3. Token budgets ran out at exactly the wrong time. Halfway through Phase 3 of the follow-on roadmap, the session got summarized and I lost in-conversation context. The fix:

  • Use session memory. I keep a /memories/session/plan.md that gets updated as work progresses, so a summarized agent can pick up exactly where the previous instance left off.
  • Keep commits small. Don’t let work accumulate in the agent’s head longer than necessary.

4. Two superseded contributor PRs. Before I started, two community PRs (#26, #27) had been open against issues my agent was about to close. I closed those PRs with a comment explaining the resolution had landed differently. This is the kind of social-protocol thing the agent shouldn’t do silently — it’s worth a human-written close comment.

The two-prompt workflow

Most of the “agent driving” was actually two kinds of prompts:

Prompt A — “do the batch”:

Implement batch C (security pass): issues #3, #4, #5, #6, #11, #19. Use the descriptions in docs/code-quality-issues.md. After implementing, run npm test && npm run lint. If anything fails, diagnose and fix. Commit with Closes #3, Closes #4, ... in the message. Push to main.

Prompt B — “now do the next batch”:

Do batch D.

Prompt B works because the rule file, the issue doc, and the session-memory plan all give the agent enough context that I don’t have to re-state the workflow every time. The setup investment pays off the longer the session lasts.

The post-batch roadmap

After the 25 issues closed, I had the agent do a higher-level architectural review and propose a 4-phase optimization roadmap:

  • Phase 1: CI safety net + lint hardening + dep audit.
  • Phase 2: KMS adapter split + CSP prod hardening.
  • Phase 3: Observability (rate limit + structured logging + e2e smoke).
  • Phase 4: Bundle analyzer + verify-proof consolidation + Prettier sweep.

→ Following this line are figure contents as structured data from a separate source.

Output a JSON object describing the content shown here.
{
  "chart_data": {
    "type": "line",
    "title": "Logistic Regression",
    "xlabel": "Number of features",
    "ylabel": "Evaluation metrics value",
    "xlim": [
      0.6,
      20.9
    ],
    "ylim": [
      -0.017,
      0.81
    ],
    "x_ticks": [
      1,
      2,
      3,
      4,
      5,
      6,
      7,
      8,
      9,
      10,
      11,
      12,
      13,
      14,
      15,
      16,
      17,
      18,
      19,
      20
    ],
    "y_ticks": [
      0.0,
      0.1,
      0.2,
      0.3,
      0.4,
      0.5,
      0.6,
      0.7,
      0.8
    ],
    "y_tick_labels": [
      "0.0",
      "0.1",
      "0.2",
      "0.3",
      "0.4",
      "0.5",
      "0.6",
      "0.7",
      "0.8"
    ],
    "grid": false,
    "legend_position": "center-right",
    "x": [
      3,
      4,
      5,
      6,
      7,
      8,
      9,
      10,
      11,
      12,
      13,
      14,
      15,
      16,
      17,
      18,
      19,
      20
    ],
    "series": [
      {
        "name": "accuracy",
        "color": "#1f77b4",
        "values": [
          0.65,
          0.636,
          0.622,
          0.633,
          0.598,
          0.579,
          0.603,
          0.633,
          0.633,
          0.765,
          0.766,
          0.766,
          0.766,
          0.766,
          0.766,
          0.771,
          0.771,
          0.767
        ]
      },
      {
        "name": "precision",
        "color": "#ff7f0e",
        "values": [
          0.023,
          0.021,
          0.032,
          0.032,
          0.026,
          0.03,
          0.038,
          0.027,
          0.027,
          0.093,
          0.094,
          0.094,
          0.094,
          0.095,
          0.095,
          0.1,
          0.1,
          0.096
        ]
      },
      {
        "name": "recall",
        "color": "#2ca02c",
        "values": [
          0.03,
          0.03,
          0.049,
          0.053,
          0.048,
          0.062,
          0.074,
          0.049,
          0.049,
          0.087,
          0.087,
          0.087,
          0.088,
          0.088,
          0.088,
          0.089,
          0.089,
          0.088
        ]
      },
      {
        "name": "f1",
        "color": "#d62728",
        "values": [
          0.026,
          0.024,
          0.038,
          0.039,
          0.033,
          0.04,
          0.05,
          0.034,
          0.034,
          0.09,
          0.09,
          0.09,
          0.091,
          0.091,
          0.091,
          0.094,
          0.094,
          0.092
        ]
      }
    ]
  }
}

This was the part I’d been putting off for a year. Having a single agent context that had just read every file in the codebase made the proposal credible enough to act on. I committed to it and shipped Phases 1–4 in four follow-up commits over a couple of days.

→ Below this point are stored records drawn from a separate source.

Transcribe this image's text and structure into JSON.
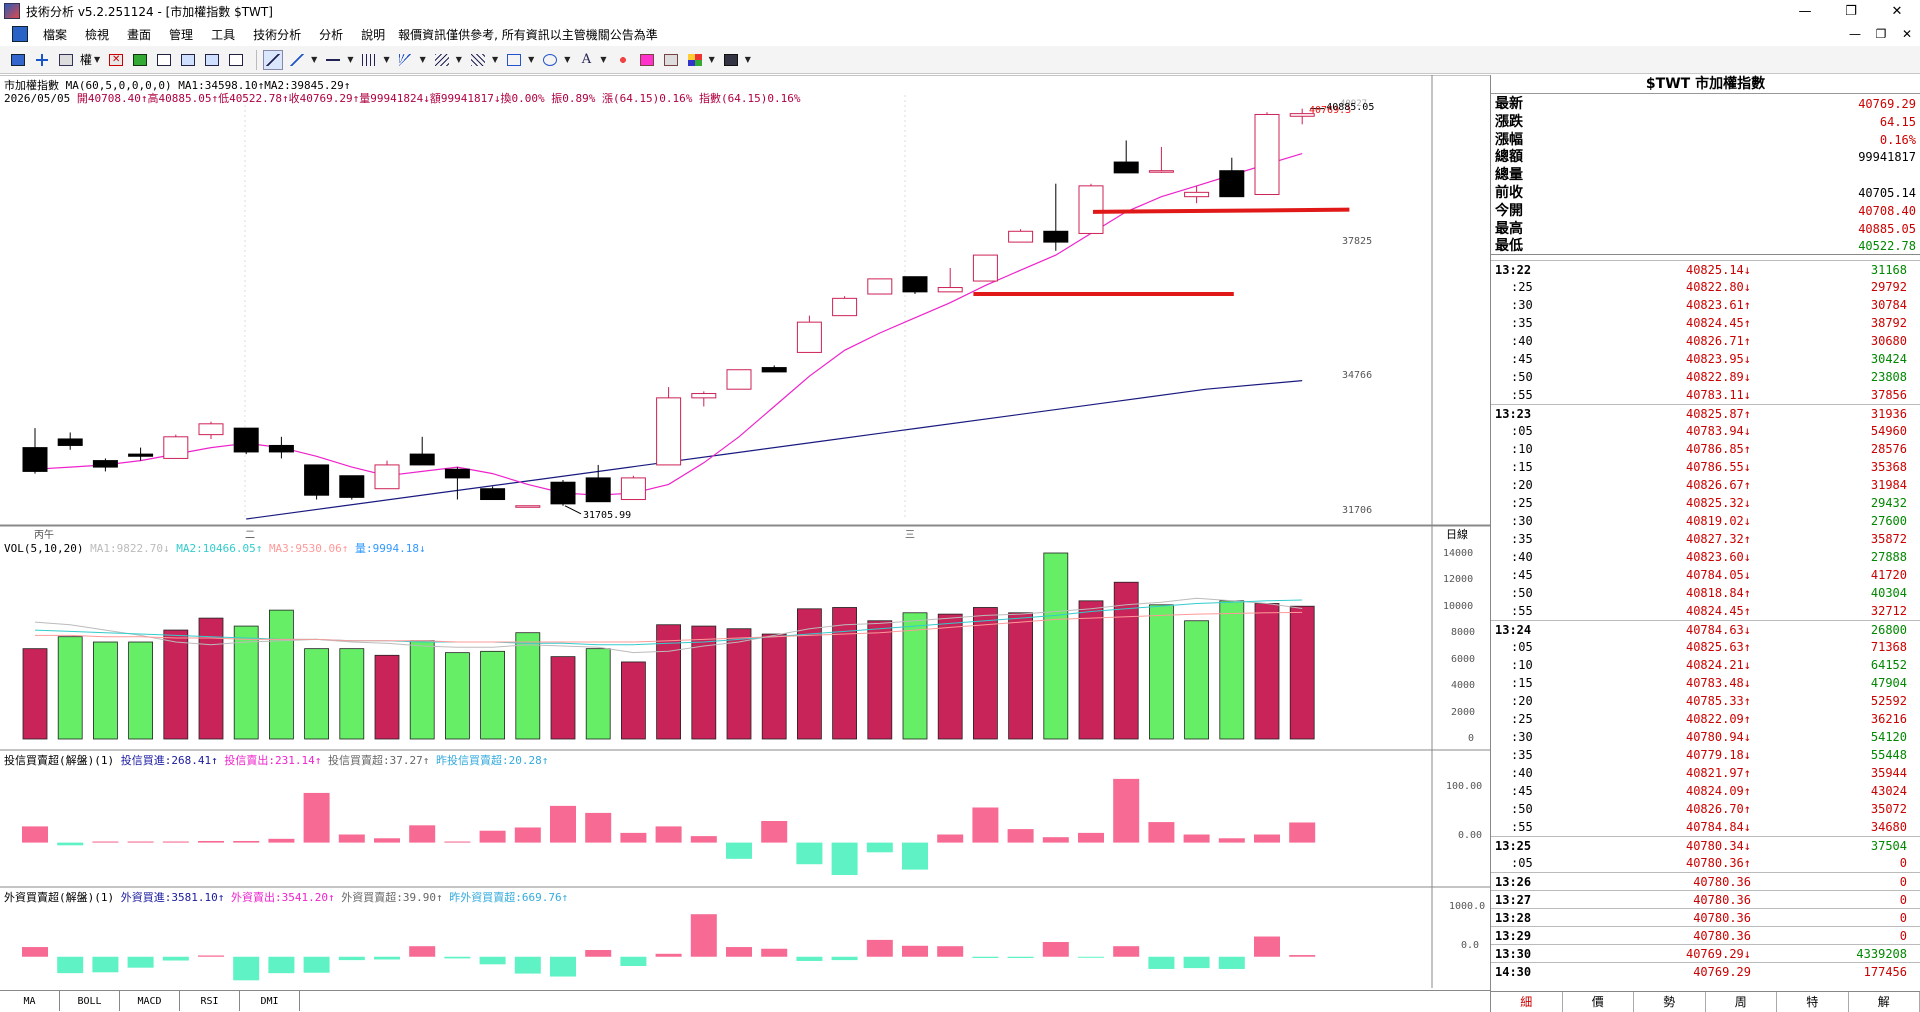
{
  "window": {
    "title": "技術分析 v5.2.251124 - [市加權指數 $TWT]",
    "controls": [
      "—",
      "❐",
      "✕"
    ]
  },
  "menu": {
    "items": [
      "檔案",
      "檢視",
      "畫面",
      "管理",
      "工具",
      "技術分析",
      "分析",
      "說明"
    ],
    "note": "報價資訊僅供參考, 所有資訊以主管機關公告為準",
    "mdi_controls": [
      "—",
      "❐",
      "✕"
    ]
  },
  "toolbar": {
    "label_quan": "權"
  },
  "chart": {
    "header_line1": "市加權指數 MA(60,5,0,0,0,0) MA1:34598.10↑MA2:39845.29↑",
    "date": "2026/05/05",
    "ohlc": "開40708.40↑高40885.05↑低40522.78↑收40769.29↑量99941824↓額99941817↓換0.00% 振0.89% 漲(64.15)0.16% 指數(64.15)0.16%",
    "price_axis": [
      "40769.3",
      "37825",
      "34766",
      "31706"
    ],
    "price_axis_top": "40927",
    "high_label": "40885.05",
    "low_label": "31705.99",
    "time_labels": [
      "丙午",
      "二",
      "三"
    ],
    "time_axis_right": "日線",
    "vol_header": "VOL(5,10,20)",
    "vol_ma1": "MA1:9822.70↓",
    "vol_ma2": "MA2:10466.05↑",
    "vol_ma3": "MA3:9530.06↑",
    "vol_qty": "量:9994.18↓",
    "vol_axis": [
      "14000",
      "12000",
      "10000",
      "8000",
      "6000",
      "4000",
      "2000",
      "0"
    ],
    "inv_header": "投信買賣超(解盤)(1)",
    "inv_buy": "投信買進:268.41↑",
    "inv_sell": "投信賣出:231.14↑",
    "inv_net": "投信買賣超:37.27↑",
    "inv_prev": "昨投信買賣超:20.28↑",
    "inv_axis": [
      "100.00",
      "0.00"
    ],
    "for_header": "外資買賣超(解盤)(1)",
    "for_buy": "外資買進:3581.10↑",
    "for_sell": "外資賣出:3541.20↑",
    "for_net": "外資買賣超:39.90↑",
    "for_prev": "昨外資買賣超:669.76↑",
    "for_axis": [
      "1000.0",
      "0.0"
    ]
  },
  "chart_data": {
    "type": "candlestick",
    "price_range": [
      31400,
      41200
    ],
    "candles": [
      [
        33050,
        33500,
        32450,
        32500
      ],
      [
        33250,
        33400,
        33000,
        33100
      ],
      [
        32750,
        32800,
        32500,
        32600
      ],
      [
        32900,
        33050,
        32750,
        32850
      ],
      [
        32800,
        33350,
        32800,
        33300
      ],
      [
        33350,
        33650,
        33250,
        33600
      ],
      [
        33500,
        33500,
        32900,
        32950
      ],
      [
        33100,
        33300,
        32800,
        32950
      ],
      [
        32650,
        32650,
        31850,
        31950
      ],
      [
        32400,
        32400,
        31850,
        31900
      ],
      [
        32100,
        32750,
        32100,
        32650
      ],
      [
        32900,
        33300,
        32650,
        32650
      ],
      [
        32550,
        32600,
        31850,
        32350
      ],
      [
        32100,
        32150,
        31850,
        31850
      ],
      [
        31700,
        31700,
        31700,
        31706
      ],
      [
        32250,
        32300,
        31705.99,
        31750
      ],
      [
        32350,
        32650,
        31800,
        31800
      ],
      [
        31850,
        32400,
        31850,
        32350
      ],
      [
        32650,
        34450,
        32650,
        34200
      ],
      [
        34200,
        34350,
        34000,
        34300
      ],
      [
        34400,
        34850,
        34400,
        34850
      ],
      [
        34900,
        34950,
        34800,
        34800
      ],
      [
        35250,
        36100,
        35250,
        35950
      ],
      [
        36100,
        36550,
        36100,
        36500
      ],
      [
        36600,
        36950,
        36600,
        36950
      ],
      [
        37000,
        37000,
        36600,
        36650
      ],
      [
        36650,
        37200,
        36650,
        36750
      ],
      [
        36900,
        37450,
        36900,
        37500
      ],
      [
        37800,
        38100,
        37800,
        38050
      ],
      [
        38050,
        39150,
        37600,
        37800
      ],
      [
        38000,
        39150,
        38000,
        39100
      ],
      [
        39650,
        40150,
        39400,
        39400
      ],
      [
        39450,
        40000,
        39400,
        39450
      ],
      [
        38850,
        39100,
        38700,
        38950
      ],
      [
        39450,
        39750,
        38850,
        38850
      ],
      [
        38900,
        40800,
        38900,
        40750
      ],
      [
        40708.4,
        40885.05,
        40522.78,
        40769.29
      ]
    ],
    "ma1": [
      31400,
      31700,
      32000,
      32300,
      32600,
      32900,
      33200,
      33500,
      33800,
      34100,
      34400,
      34598.1
    ],
    "ma2": [
      32550,
      32600,
      32650,
      32750,
      32900,
      33050,
      33150,
      33050,
      32850,
      32600,
      32400,
      32500,
      32600,
      32450,
      32200,
      32000,
      31950,
      32000,
      32200,
      32700,
      33300,
      34000,
      34700,
      35300,
      35700,
      36050,
      36400,
      36800,
      37150,
      37500,
      38000,
      38500,
      38850,
      39100,
      39350,
      39600,
      39845.29
    ],
    "volume": {
      "range": [
        0,
        14000
      ],
      "values": [
        6800,
        7700,
        7300,
        7300,
        8200,
        9100,
        8500,
        9700,
        6800,
        6800,
        6300,
        7400,
        6500,
        6600,
        8000,
        6200,
        6800,
        5800,
        8600,
        8500,
        8300,
        7900,
        9800,
        9900,
        8900,
        9500,
        9400,
        9900,
        9500,
        14000,
        10400,
        11800,
        10100,
        8900,
        10400,
        10200,
        9994.18
      ],
      "up": [
        true,
        false,
        false,
        false,
        true,
        true,
        false,
        false,
        false,
        false,
        true,
        false,
        false,
        false,
        false,
        true,
        false,
        true,
        true,
        true,
        true,
        true,
        true,
        true,
        true,
        false,
        true,
        true,
        true,
        false,
        true,
        true,
        false,
        false,
        false,
        true,
        true
      ],
      "ma5": [
        8800,
        8600,
        8200,
        7800,
        7300,
        7100,
        7300,
        7400,
        7500,
        7300,
        7200,
        7000,
        6900,
        6900,
        7100,
        7000,
        6900,
        6500,
        6600,
        7000,
        7300,
        7800,
        8300,
        8600,
        8700,
        8900,
        9100,
        9300,
        9400,
        9600,
        9800,
        10100,
        10300,
        10600,
        10400,
        10200,
        9822.7
      ],
      "ma10": [
        8200,
        8100,
        8000,
        7900,
        7800,
        7700,
        7600,
        7500,
        7500,
        7400,
        7400,
        7300,
        7300,
        7300,
        7200,
        7200,
        7100,
        7100,
        7200,
        7300,
        7500,
        7700,
        7900,
        8100,
        8300,
        8500,
        8700,
        8900,
        9100,
        9300,
        9600,
        9800,
        10000,
        10200,
        10300,
        10400,
        10466.05
      ],
      "ma20": [
        7800,
        7800,
        7700,
        7700,
        7600,
        7600,
        7500,
        7500,
        7500,
        7400,
        7400,
        7400,
        7300,
        7300,
        7300,
        7300,
        7300,
        7300,
        7400,
        7500,
        7600,
        7700,
        7800,
        7900,
        8000,
        8200,
        8400,
        8600,
        8800,
        9000,
        9100,
        9200,
        9300,
        9400,
        9450,
        9500,
        9530.06
      ]
    },
    "institutional": {
      "range": [
        -60,
        140
      ],
      "values": [
        30,
        -5,
        2,
        2,
        2,
        3,
        3,
        7,
        92,
        15,
        8,
        32,
        2,
        22,
        28,
        68,
        55,
        18,
        30,
        12,
        -30,
        40,
        -40,
        -60,
        -18,
        -50,
        15,
        65,
        25,
        10,
        18,
        118,
        38,
        15,
        8,
        15,
        37.27
      ]
    },
    "foreign": {
      "range": [
        -600,
        1300
      ],
      "values": [
        230,
        -390,
        -370,
        -260,
        -90,
        30,
        -560,
        -390,
        -380,
        -80,
        -65,
        250,
        -40,
        -180,
        -400,
        -470,
        160,
        -220,
        70,
        1010,
        230,
        190,
        -100,
        -80,
        400,
        260,
        250,
        -30,
        -30,
        350,
        -10,
        250,
        -290,
        -270,
        -290,
        480,
        39.9
      ]
    }
  },
  "right_panel": {
    "title": "$TWT 市加權指數",
    "quote": [
      {
        "label": "最新",
        "value": "40769.29",
        "color": "#cc0000"
      },
      {
        "label": "漲跌",
        "value": "64.15",
        "color": "#cc0000"
      },
      {
        "label": "漲幅",
        "value": "0.16%",
        "color": "#cc0000"
      },
      {
        "label": "總額",
        "value": "99941817",
        "color": "#000000"
      },
      {
        "label": "總量",
        "value": "",
        "color": "#000000"
      },
      {
        "label": "前收",
        "value": "40705.14",
        "color": "#000000"
      },
      {
        "label": "今開",
        "value": "40708.40",
        "color": "#cc0000"
      },
      {
        "label": "最高",
        "value": "40885.05",
        "color": "#cc0000"
      },
      {
        "label": "最低",
        "value": "40522.78",
        "color": "#008800"
      }
    ],
    "ticks": [
      {
        "time": "13:22",
        "major": true,
        "price": "40825.14↓",
        "vol": "31168",
        "vc": "#008800"
      },
      {
        "time": ":25",
        "major": false,
        "price": "40822.80↓",
        "vol": "29792",
        "vc": "#cc0000"
      },
      {
        "time": ":30",
        "major": false,
        "price": "40823.61↑",
        "vol": "30784",
        "vc": "#cc0000"
      },
      {
        "time": ":35",
        "major": false,
        "price": "40824.45↑",
        "vol": "38792",
        "vc": "#cc0000"
      },
      {
        "time": ":40",
        "major": false,
        "price": "40826.71↑",
        "vol": "30680",
        "vc": "#cc0000"
      },
      {
        "time": ":45",
        "major": false,
        "price": "40823.95↓",
        "vol": "30424",
        "vc": "#008800"
      },
      {
        "time": ":50",
        "major": false,
        "price": "40822.89↓",
        "vol": "23808",
        "vc": "#008800"
      },
      {
        "time": ":55",
        "major": false,
        "price": "40783.11↓",
        "vol": "37856",
        "vc": "#cc0000"
      },
      {
        "time": "13:23",
        "major": true,
        "price": "40825.87↑",
        "vol": "31936",
        "vc": "#cc0000"
      },
      {
        "time": ":05",
        "major": false,
        "price": "40783.94↓",
        "vol": "54960",
        "vc": "#cc0000"
      },
      {
        "time": ":10",
        "major": false,
        "price": "40786.85↑",
        "vol": "28576",
        "vc": "#cc0000"
      },
      {
        "time": ":15",
        "major": false,
        "price": "40786.55↓",
        "vol": "35368",
        "vc": "#cc0000"
      },
      {
        "time": ":20",
        "major": false,
        "price": "40826.67↑",
        "vol": "31984",
        "vc": "#cc0000"
      },
      {
        "time": ":25",
        "major": false,
        "price": "40825.32↓",
        "vol": "29432",
        "vc": "#008800"
      },
      {
        "time": ":30",
        "major": false,
        "price": "40819.02↓",
        "vol": "27600",
        "vc": "#008800"
      },
      {
        "time": ":35",
        "major": false,
        "price": "40827.32↑",
        "vol": "35872",
        "vc": "#cc0000"
      },
      {
        "time": ":40",
        "major": false,
        "price": "40823.60↓",
        "vol": "27888",
        "vc": "#008800"
      },
      {
        "time": ":45",
        "major": false,
        "price": "40784.05↓",
        "vol": "41720",
        "vc": "#cc0000"
      },
      {
        "time": ":50",
        "major": false,
        "price": "40818.84↑",
        "vol": "40304",
        "vc": "#008800"
      },
      {
        "time": ":55",
        "major": false,
        "price": "40824.45↑",
        "vol": "32712",
        "vc": "#cc0000"
      },
      {
        "time": "13:24",
        "major": true,
        "price": "40784.63↓",
        "vol": "26800",
        "vc": "#008800"
      },
      {
        "time": ":05",
        "major": false,
        "price": "40825.63↑",
        "vol": "71368",
        "vc": "#cc0000"
      },
      {
        "time": ":10",
        "major": false,
        "price": "40824.21↓",
        "vol": "64152",
        "vc": "#008800"
      },
      {
        "time": ":15",
        "major": false,
        "price": "40783.48↓",
        "vol": "47904",
        "vc": "#008800"
      },
      {
        "time": ":20",
        "major": false,
        "price": "40785.33↑",
        "vol": "52592",
        "vc": "#cc0000"
      },
      {
        "time": ":25",
        "major": false,
        "price": "40822.09↑",
        "vol": "36216",
        "vc": "#cc0000"
      },
      {
        "time": ":30",
        "major": false,
        "price": "40780.94↓",
        "vol": "54120",
        "vc": "#008800"
      },
      {
        "time": ":35",
        "major": false,
        "price": "40779.18↓",
        "vol": "55448",
        "vc": "#008800"
      },
      {
        "time": ":40",
        "major": false,
        "price": "40821.97↑",
        "vol": "35944",
        "vc": "#cc0000"
      },
      {
        "time": ":45",
        "major": false,
        "price": "40824.09↑",
        "vol": "43024",
        "vc": "#cc0000"
      },
      {
        "time": ":50",
        "major": false,
        "price": "40826.70↑",
        "vol": "35072",
        "vc": "#cc0000"
      },
      {
        "time": ":55",
        "major": false,
        "price": "40784.84↓",
        "vol": "34680",
        "vc": "#cc0000"
      },
      {
        "time": "13:25",
        "major": true,
        "price": "40780.34↓",
        "vol": "37504",
        "vc": "#008800"
      },
      {
        "time": ":05",
        "major": false,
        "price": "40780.36↑",
        "vol": "0",
        "vc": "#cc0000"
      },
      {
        "time": "13:26",
        "major": true,
        "price": "40780.36",
        "vol": "0",
        "vc": "#cc0000"
      },
      {
        "time": "13:27",
        "major": true,
        "price": "40780.36",
        "vol": "0",
        "vc": "#cc0000"
      },
      {
        "time": "13:28",
        "major": true,
        "price": "40780.36",
        "vol": "0",
        "vc": "#cc0000"
      },
      {
        "time": "13:29",
        "major": true,
        "price": "40780.36",
        "vol": "0",
        "vc": "#cc0000"
      },
      {
        "time": "13:30",
        "major": true,
        "price": "40769.29↓",
        "vol": "4339208",
        "vc": "#008800"
      },
      {
        "time": "14:30",
        "major": true,
        "price": "40769.29",
        "vol": "177456",
        "vc": "#cc0000"
      }
    ],
    "tabs": [
      "細",
      "價",
      "勢",
      "周",
      "特",
      "解"
    ]
  },
  "bottom_tabs": [
    "MA",
    "BOLL",
    "MACD",
    "RSI",
    "DMI"
  ],
  "colors": {
    "up": "#cc2255",
    "down": "#000000",
    "vol_up": "#c8245a",
    "vol_down": "#66ee66",
    "inst_pos": "#f76a93",
    "inst_neg": "#5ef2c4",
    "ma1": "#1a1a80",
    "ma2": "#ee22cc",
    "support": "#e01818"
  }
}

The roadmap commit pattern was the same: batch, verify, commit, push.

What I’d change next time

  • Write the rule file before the first session, not after the first cleanup. I lost the first day fixing patterns I should have prevented up front.
  • Don’t try to estimate the agent’s pace. I kept thinking “this should be one prompt” and was wrong both directions. Some “small” issues turned out to need careful threading through five files; some “big” refactors were already half-done by existing helpers.
  • Use the commit message as a contract. Listing every closed issue in the message makes the next session-summarized instance of the agent (and future you) able to reconstruct what landed without reading the diff.
  • Keep the verify step non-negotiable. “Tests pass” is the cheapest reliability win. The one time I let “I think it’ll be fine” slip through, it wasn’t fine.

The honest summary

LLM agents are good at:

  • Mechanical refactors with explicit acceptance criteria.
  • Wiring up boilerplate (CI workflows, ESLint configs, adapter scaffolds).
  • Holding context across many files for one session.

LLM agents are bad at:

  • Knowing when not to do the work.
  • Resisting the urge to “improve” unrelated code.
  • Picking up nuance from one-line prompts.

The workflow I landed on is the agent does the doing; I do the deciding. The leverage is real. The “do nothing, the AI will figure it out” version isn’t.

The take-away

If you’re a solo developer with a static-review-able codebase and a working test suite, you can probably ship a quarter of mechanical cleanup in a week with an LLM agent. You’ll need: an explicit rule file, an explicit acceptance-criteria-formatted issue doc, and the discipline to make the agent run tests before committing. The leverage is on the order of 3–5x for the right kind of work, and zero for the wrong kind. Knowing which kind you’re looking at is the skill.